Come Iqbal, sono moltissime le persone che a causa dei recenti conflitti in Nord Africa e Medio Oriente sono state costrette ad abbandonare le loro città e la loro terra per cercare una nuova casa, almeno temporanea. 1.2 milioni di persone in Siria, solo nel 2015.

Alcuni cercano riparo nelle grandi città del loro paese, altri vivono in campi d’emergenza nelle nazioni limitrofe, altri ancora tentano il pericoloso viaggio per mare per giungere in Europa sperando di ricevere asilo. Tutto quello che hanno è ciò che riescono a portare sulle loro spalle. Scegliere accuratamente il contenuto di uno zaino diventa fondamentale.

Photo by Sima Diab per The Guardian

I beni di prima necessità sono immancabili anche se limitati: acqua, qualche scatoletta di cibo, un cambio, medicine, protezione solare e pastiglie per la nausea. Non è raro trovare tra gli scarsi averi dei profughi dei limoni. La moglie di Abu Jana, ex-militare siriano, pensa che il succo amaro del frutto possa scongiurare gli effetti peggiori del mal di mare.

I documenti sono avvolti in buste saldamente chiuse con nastro adesivo per evitare che si bagnino durante la traversata del Mediterraneo. E poi lo smartphone. Sarebbe “la prova” che i rifugiati non hanno bisogno di venire in Europa e non hanno bisogno di aiuto perché non sono poveri.

Lasciando da parte quanto siano diventati economici questi telefoni e le cause delle migrazioni che non sono di origine economica, gli smartphone sono uno strumento indispensabile per i profughi prima e durante il viaggio. Oltre alle numerose app che aiutano a trovare i percorsi più sicuri o ad accedere alle informazioni sul diritto d’asilo, i social network servono per tenersi in contatto con parenti e amici durante il tragitto, per condividere le proprie esperienze con coloro che si apprestano a partire, preparandoli a cosa li attenderà.

A volte, ci si riesce a portare qualcosa di prezioso, se magari è leggero o sottile. Prezioso in questi casi è un ricordo di casa, di amici cari da cui ci si è dovuti separare, un piccolo pezzetto della vita precedente.

Salma, una donna siriana di circa novant’anni, custodisce al dito un anello come ricordo di sua madre, morta quando lei aveva appena dieci anni. Salma dice che lo porterà con sé nella tomba.

“Non è di valore — non è d’argento né d’oro — solo un vecchio anello. Ma è tutto quello che mi è rimasto.”
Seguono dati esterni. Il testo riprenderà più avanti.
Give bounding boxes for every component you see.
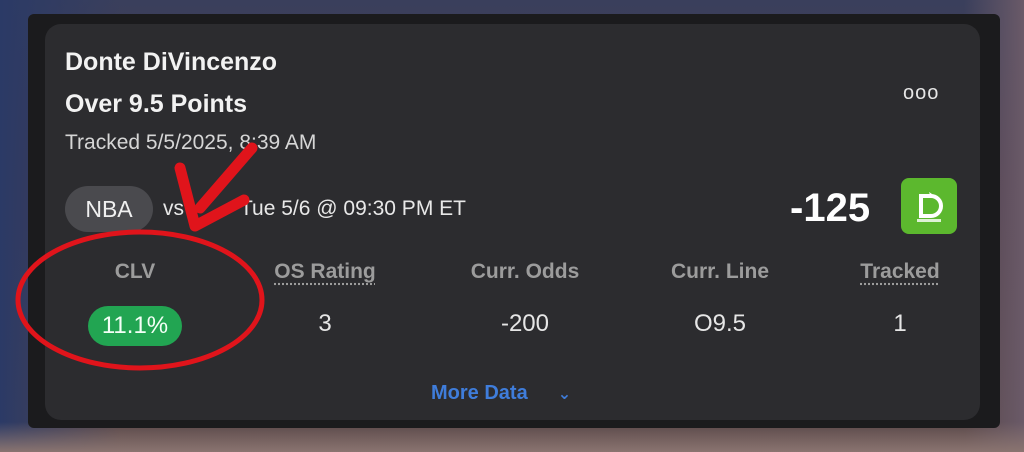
stat-tracked[interactable]: Tracked 1 [810, 260, 990, 338]
stat-label[interactable]: Tracked [810, 260, 990, 284]
stat-label[interactable]: OS Rating [235, 260, 415, 284]
stat-current-odds: Curr. Odds -200 [435, 260, 615, 338]
player-name: Donte DiVincenzo [65, 48, 278, 76]
stat-os-rating[interactable]: OS Rating 3 [235, 260, 415, 338]
vs-label: vs [163, 197, 184, 220]
stat-label: CLV [114, 260, 156, 283]
stat-value: -200 [500, 310, 550, 337]
tracked-timestamp: Tracked 5/5/2025, 8:39 AM [65, 131, 317, 154]
chevron-down-icon: ⌄ [557, 386, 572, 403]
league-badge: NBA [65, 186, 153, 232]
stat-value: 3 [318, 310, 332, 337]
stat-value: 1 [893, 310, 907, 337]
stat-clv: CLV 11.1% [45, 260, 225, 346]
clv-badge: 11.1% [87, 306, 183, 346]
stat-label: Curr. Line [670, 260, 770, 283]
stat-value: O9.5 [693, 310, 747, 337]
bet-odds: -125 [790, 186, 871, 230]
game-time: Tue 5/6 @ 09:30 PM ET [240, 197, 466, 220]
bet-market: Over 9.5 Points [65, 90, 248, 118]
stat-label: Curr. Odds [470, 260, 580, 283]
sportsbook-logo-icon [901, 178, 957, 234]
more-options-icon[interactable]: ooo [903, 82, 939, 105]
matchup: vs Tue 5/6 @ 09:30 PM ET [163, 197, 466, 221]
bet-card[interactable]: Donte DiVincenzo Over 9.5 Points Tracked… [45, 24, 980, 420]
stat-current-line: Curr. Line O9.5 [630, 260, 810, 338]
more-data-button[interactable]: More Data ⌄ [431, 382, 571, 405]
more-data-label: More Data [431, 382, 528, 404]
Ogni giorno, la piccola Halaa legge i quaderni di suo padre, dove lei e la sorella segnavano tutti gli appuntamenti della falegnameria di famiglia. Suo padre era analfabeta e permetteva solo a loro di toccarli. Ora sono l’unico ricordo materiale di un genitore scomparso.

Photo by Sumaya Agha for Mercy Corps

Abdul, che condivide con la famiglia una baracca di compensato in un campo profughi libanese, si aggrappa alla speranza di ritrovare la sua casa ancora intatta. Per questo, ne conserva con premura le chiavi. Per quando vi torneranno.

E poi ci sono i bambini che nella notte portano sogni agitati dai rumori di bombe e di spari. Quelli che portano i segni del conflitto sulle braccia e sul petto. Quelli che non avevano nulla da portare e quelli che hanno perso anche il poco che avevano durante il viaggio.

E poi c’è il vecchio Ayman, invece, che è stato fortunato dice. È fuggito dalla Siria, dopo che i suoi vicini erano stati ammazzati. Ma nel campo in Turchia, dove si trova, è riuscito a portare la cosa più importante della sua vita: sua moglie Yasmina.

“È la donna migliore che abbia conosciuto,” dice. “Se dovessi tornare indietro a 55 anni fa, ti sceglierei di nuovo.”